What a mean-mouthed comment, so typical of tcprince! Nobody is impressed, you don't help anyone, least of all yourself, but whose's counting?.

It looks like IMSL 5 gives you all of MKL, so don't waste anything, especially money, on the latter.

HTH,
Gerry T.

arypramudito · ‎05-28-2004

Well TC prince i want to have a function IMSL like for matrix subroutine, since i dont have IMSL5 for IFORT, but i do for CVF.
Thats why i try to compile LAPACK library. I compiled library using CVF and IFORT for testing the speed to.

My processor was an AMD, but i will go for a bench on my office comp that has P4.

For CVF i using same "make" as i download from netlibs but i edit option build: df -optimize:2 as df -optimize:5 and processor option is Pentium3 for building a static library.
Since LAPACK gave a demo testing and bench by creating the exe files, i build the exe and ran the test.
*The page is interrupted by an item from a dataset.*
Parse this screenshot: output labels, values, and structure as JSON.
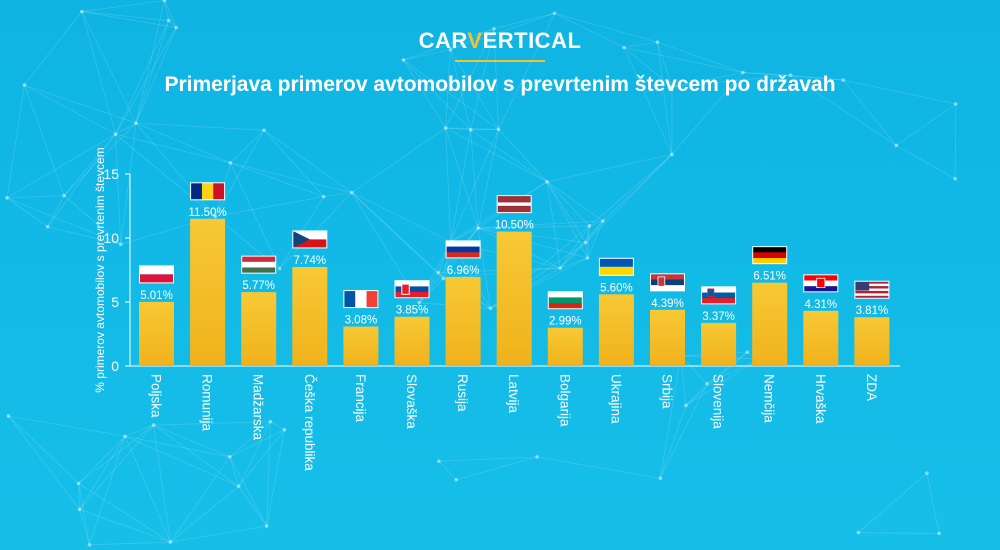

The testing showed that i have error on verification.
I did compiling static library and demo exe again by using optimize:4 and optimize:3, the result is optimize:4 still gave error, and optimize:3 give no error.

For IFORT i change the make "make" with ifort /QaxW /Qx /Qipo
resulting error when reasembly lib to create exe file
so i change to ifort /QaxW /Qx
It was succesfull and i try to bench the exe bench resulting CVF compiled is faster almost 50%.

Question :
For CVF; To much optimize will kill you ?
For IFORT 8.0, Why the speed difference is quite big?

arypramudito · ‎05-28-2004

Sorry mistypes

/Qx should be /Ox

CVF is 6.5 and 6.6B
IFORT vers is 8 standard

additional option is /architecture:pn3 /tune:pn3 for both build options CVF and IFORT.

g_f_thomas · ‎05-28-2004

tcprince:

"We can't read your mind, as to which CPU you are using, which options, which compiler versions, which tests you are using to compare."

gft to Steve Lionel re tcprince :

Is this being a representative of Intel?, it's not clear, and in any event, Intel ought not to condone his overt contempt for forum users, a behavior you tacitely endorse. His contribution to the forum is of questionable
value and his nonparticipation wouldn't be missed.

--
Gerry T.

TimP · ‎05-28-2004

CVF has an option /fltconsistency which removes some optimizations which may be troublesome, and may allow you to remove /optimize. /optimize:5 could unroll loops too much, particularly if they are short, or have already been unrolled in the source code, as you may see in the code you have.

The closest option in ifort 8.0 to :pn3 is /QxK /Qprefetch. Unfortunately, the libraries invoked by /QxKmay fail when run on AMD. This should be corrected in the next update. That should make a big improvement on your CPU. /QaxW should show you the improvement on your P4, but when run on a P3 compatible machine, it may not do well, as you have seen. You could try adding the options /Qprefetch/G6, it may make some improvement for the older AMD. There may be tests in lapack which work only with /Op, which has some things in common with the CVF /fltconsistency.

arypramudito · ‎06-04-2004

I have tried ifort /G6 /Qprefetch resulting DGEMM 1,4 Gflop DGEV 0,5 Gflop. So no improvement.

then i use GOTO BLAS Pentium3 resulting DGEMM 1,6 Gflop DGEV 1,4 Gflop,

comparing to CVF resultingDGEMM 1,37 Gflop DGEV 1,2 Gflop.